Hierbei handelt es sich um eine sogenannte Kahmhaut – ein Biofilm aus Bakterien und Algen und von dieser möchten wir im nachfolgenden Beitrag ein wenig berichten.

An der Wasseroberfläche, also der Grenzfläche zwischen Wasser und Luft, sammeln sich verschiedene Feststoffe aus der Umgebungsluft an, wie unter anderem feinste Staubpartikel, welche aufgrund ihrer Dichte sowie der Oberflächenspannung des Wassers nicht untergehen, aber auch diverse andere Stoffe, die leichter als das Wasser sind, jedoch nicht in die atmosphärische Luft übergehen können. Diese Kombination plus viel Licht, Sauerstoff (O2) und Kohlendioxid (CO2) lässt einen ganz besonderen Lebensraum für unterschiedliche Mikroorganismen / Bakterien und Algen entstehen.
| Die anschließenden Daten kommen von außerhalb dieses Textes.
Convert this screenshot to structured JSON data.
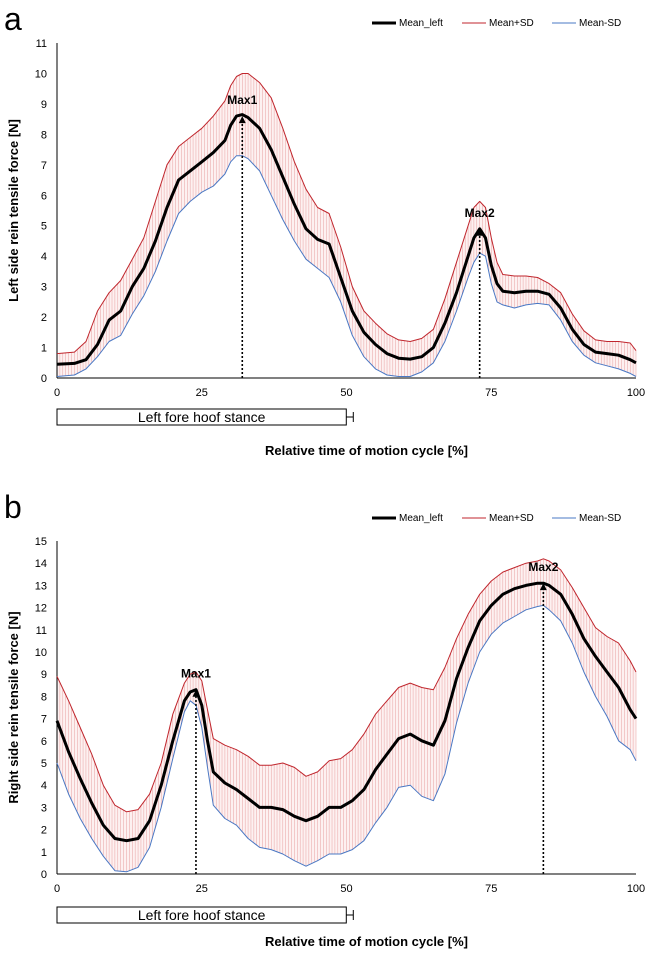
{
  "chart_data": [
    {
      "type": "line",
      "panel_label": "a",
      "ylabel": "Left side rein tensile force [N]",
      "xlabel": "Relative time of motion cycle [%]",
      "xlim": [
        0,
        100
      ],
      "ylim": [
        0,
        11
      ],
      "xticks": [
        0,
        25,
        50,
        75,
        100
      ],
      "yticks": [
        0,
        1,
        2,
        3,
        4,
        5,
        6,
        7,
        8,
        9,
        10,
        11
      ],
      "stance_label": "Left fore hoof stance",
      "stance_range": [
        0,
        51
      ],
      "peaks": [
        {
          "label": "Max1",
          "x": 32,
          "y": 8.6
        },
        {
          "label": "Max2",
          "x": 73,
          "y": 4.9
        }
      ],
      "legend": [
        "Mean_left",
        "Mean+SD",
        "Mean-SD"
      ],
      "colors": {
        "mean": "#000000",
        "plus": "#c0262d",
        "minus": "#4a78c4",
        "fill": "#e8a0a0"
      },
      "series": [
        {
          "name": "Mean_left",
          "x": [
            0,
            3,
            5,
            7,
            9,
            11,
            13,
            15,
            17,
            19,
            21,
            23,
            25,
            27,
            29,
            30,
            31,
            32,
            33,
            35,
            37,
            39,
            41,
            43,
            45,
            47,
            49,
            51,
            53,
            55,
            57,
            59,
            61,
            63,
            65,
            67,
            69,
            71,
            72,
            73,
            74,
            75,
            76,
            77,
            79,
            81,
            83,
            85,
            87,
            89,
            91,
            93,
            95,
            97,
            99,
            100
          ],
          "values": [
            0.45,
            0.48,
            0.6,
            1.1,
            1.9,
            2.2,
            3.0,
            3.6,
            4.5,
            5.6,
            6.5,
            6.8,
            7.1,
            7.4,
            7.8,
            8.3,
            8.6,
            8.65,
            8.55,
            8.2,
            7.5,
            6.6,
            5.7,
            4.9,
            4.55,
            4.4,
            3.3,
            2.2,
            1.5,
            1.1,
            0.8,
            0.65,
            0.62,
            0.7,
            1.0,
            1.8,
            2.8,
            4.0,
            4.6,
            4.9,
            4.6,
            3.7,
            3.1,
            2.85,
            2.8,
            2.85,
            2.85,
            2.75,
            2.3,
            1.6,
            1.1,
            0.85,
            0.8,
            0.75,
            0.6,
            0.5
          ]
        },
        {
          "name": "Mean+SD",
          "x": [
            0,
            3,
            5,
            7,
            9,
            11,
            13,
            15,
            17,
            19,
            21,
            23,
            25,
            27,
            29,
            30,
            31,
            32,
            33,
            35,
            37,
            39,
            41,
            43,
            45,
            47,
            49,
            51,
            53,
            55,
            57,
            59,
            61,
            63,
            65,
            67,
            69,
            71,
            72,
            73,
            74,
            75,
            76,
            77,
            79,
            81,
            83,
            85,
            87,
            89,
            91,
            93,
            95,
            97,
            99,
            100
          ],
          "values": [
            0.8,
            0.85,
            1.2,
            2.2,
            2.8,
            3.2,
            3.9,
            4.6,
            5.8,
            7.0,
            7.6,
            7.9,
            8.2,
            8.6,
            9.1,
            9.6,
            9.9,
            10.0,
            10.0,
            9.7,
            9.2,
            8.2,
            7.1,
            6.2,
            5.6,
            5.4,
            4.3,
            3.0,
            2.2,
            1.8,
            1.45,
            1.25,
            1.2,
            1.3,
            1.6,
            2.6,
            3.8,
            5.0,
            5.6,
            5.8,
            5.6,
            4.6,
            3.8,
            3.4,
            3.35,
            3.35,
            3.3,
            3.1,
            2.8,
            2.1,
            1.55,
            1.25,
            1.2,
            1.2,
            1.15,
            0.9
          ]
        },
        {
          "name": "Mean-SD",
          "x": [
            0,
            3,
            5,
            7,
            9,
            11,
            13,
            15,
            17,
            19,
            21,
            23,
            25,
            27,
            29,
            30,
            31,
            32,
            33,
            35,
            37,
            39,
            41,
            43,
            45,
            47,
            49,
            51,
            53,
            55,
            57,
            59,
            61,
            63,
            65,
            67,
            69,
            71,
            72,
            73,
            74,
            75,
            76,
            77,
            79,
            81,
            83,
            85,
            87,
            89,
            91,
            93,
            95,
            97,
            99,
            100
          ],
          "values": [
            0.05,
            0.1,
            0.3,
            0.7,
            1.2,
            1.4,
            2.1,
            2.7,
            3.5,
            4.5,
            5.4,
            5.8,
            6.1,
            6.3,
            6.7,
            7.1,
            7.3,
            7.3,
            7.2,
            6.8,
            6.0,
            5.2,
            4.5,
            3.9,
            3.6,
            3.3,
            2.5,
            1.4,
            0.7,
            0.3,
            0.1,
            0.05,
            0.05,
            0.2,
            0.5,
            1.2,
            2.2,
            3.3,
            3.8,
            4.1,
            4.0,
            3.1,
            2.5,
            2.4,
            2.3,
            2.4,
            2.45,
            2.4,
            1.9,
            1.2,
            0.75,
            0.5,
            0.4,
            0.3,
            0.15,
            0.05
          ]
        }
      ]
    },
    {
      "type": "line",
      "panel_label": "b",
      "ylabel": "Right side rein tensile force [N]",
      "xlabel": "Relative time of motion cycle [%]",
      "xlim": [
        0,
        100
      ],
      "ylim": [
        0,
        15
      ],
      "xticks": [
        0,
        25,
        50,
        75,
        100
      ],
      "yticks": [
        0,
        1,
        2,
        3,
        4,
        5,
        6,
        7,
        8,
        9,
        10,
        11,
        12,
        13,
        14,
        15
      ],
      "stance_label": "Left fore hoof stance",
      "stance_range": [
        0,
        51
      ],
      "peaks": [
        {
          "label": "Max1",
          "x": 24,
          "y": 8.3
        },
        {
          "label": "Max2",
          "x": 84,
          "y": 13.1
        }
      ],
      "legend": [
        "Mean_left",
        "Mean+SD",
        "Mean-SD"
      ],
      "colors": {
        "mean": "#000000",
        "plus": "#c0262d",
        "minus": "#4a78c4",
        "fill": "#e8a0a0"
      },
      "series": [
        {
          "name": "Mean_left",
          "x": [
            0,
            2,
            4,
            6,
            8,
            10,
            12,
            14,
            16,
            18,
            20,
            22,
            23,
            24,
            25,
            26,
            27,
            29,
            31,
            33,
            35,
            37,
            39,
            41,
            43,
            45,
            47,
            49,
            51,
            53,
            55,
            57,
            59,
            61,
            63,
            65,
            67,
            69,
            71,
            73,
            75,
            77,
            79,
            81,
            83,
            84,
            85,
            87,
            89,
            91,
            93,
            95,
            97,
            99,
            100
          ],
          "values": [
            6.9,
            5.5,
            4.3,
            3.2,
            2.2,
            1.6,
            1.5,
            1.6,
            2.4,
            4.0,
            6.0,
            7.8,
            8.2,
            8.3,
            7.6,
            6.0,
            4.6,
            4.1,
            3.8,
            3.4,
            3.0,
            3.0,
            2.9,
            2.6,
            2.4,
            2.6,
            3.0,
            3.0,
            3.3,
            3.8,
            4.7,
            5.4,
            6.1,
            6.3,
            6.0,
            5.8,
            6.9,
            8.8,
            10.2,
            11.4,
            12.1,
            12.6,
            12.85,
            13.0,
            13.1,
            13.1,
            13.0,
            12.6,
            11.7,
            10.6,
            9.8,
            9.1,
            8.4,
            7.4,
            7.0
          ]
        },
        {
          "name": "Mean+SD",
          "x": [
            0,
            2,
            4,
            6,
            8,
            10,
            12,
            14,
            16,
            18,
            20,
            22,
            23,
            24,
            25,
            26,
            27,
            29,
            31,
            33,
            35,
            37,
            39,
            41,
            43,
            45,
            47,
            49,
            51,
            53,
            55,
            57,
            59,
            61,
            63,
            65,
            67,
            69,
            71,
            73,
            75,
            77,
            79,
            81,
            83,
            84,
            85,
            87,
            89,
            91,
            93,
            95,
            97,
            99,
            100
          ],
          "values": [
            8.9,
            7.8,
            6.6,
            5.4,
            4.0,
            3.1,
            2.8,
            2.9,
            3.6,
            5.0,
            7.2,
            8.6,
            9.0,
            9.1,
            8.7,
            7.4,
            6.1,
            5.8,
            5.6,
            5.3,
            4.9,
            4.9,
            5.0,
            4.8,
            4.4,
            4.6,
            5.1,
            5.2,
            5.6,
            6.3,
            7.2,
            7.8,
            8.4,
            8.6,
            8.4,
            8.3,
            9.3,
            10.6,
            11.7,
            12.6,
            13.2,
            13.6,
            13.8,
            14.0,
            14.1,
            14.2,
            14.1,
            13.7,
            12.9,
            12.0,
            11.1,
            10.7,
            10.4,
            9.6,
            9.1
          ]
        },
        {
          "name": "Mean-SD",
          "x": [
            0,
            2,
            4,
            6,
            8,
            10,
            12,
            14,
            16,
            18,
            20,
            22,
            23,
            24,
            25,
            26,
            27,
            29,
            31,
            33,
            35,
            37,
            39,
            41,
            43,
            45,
            47,
            49,
            51,
            53,
            55,
            57,
            59,
            61,
            63,
            65,
            67,
            69,
            71,
            73,
            75,
            77,
            79,
            81,
            83,
            84,
            85,
            87,
            89,
            91,
            93,
            95,
            97,
            99,
            100
          ],
          "values": [
            5.0,
            3.6,
            2.5,
            1.6,
            0.8,
            0.15,
            0.1,
            0.3,
            1.2,
            3.0,
            5.2,
            7.3,
            7.8,
            7.6,
            6.6,
            4.8,
            3.1,
            2.5,
            2.2,
            1.6,
            1.2,
            1.1,
            0.9,
            0.6,
            0.35,
            0.6,
            0.9,
            0.9,
            1.1,
            1.5,
            2.3,
            3.0,
            3.9,
            4.0,
            3.5,
            3.3,
            4.5,
            6.8,
            8.6,
            10.0,
            10.8,
            11.3,
            11.6,
            11.9,
            12.05,
            12.1,
            11.9,
            11.4,
            10.4,
            9.1,
            8.0,
            7.1,
            6.0,
            5.6,
            5.1
          ]
        }
      ]
    }
  ]
}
Gute Stichwörter hierzu wären Neuston und Pleuston.

Normalerweise stellt das alles absolut kein Problem dar, denn das ist ganz normal und die Bakterien sowie die Algen sind sehr nützlich. Ist doch eigentlich sehr gut, wenn anfallende Stoffe verarbeitet werden, doch es kann auch mal zuviel werden…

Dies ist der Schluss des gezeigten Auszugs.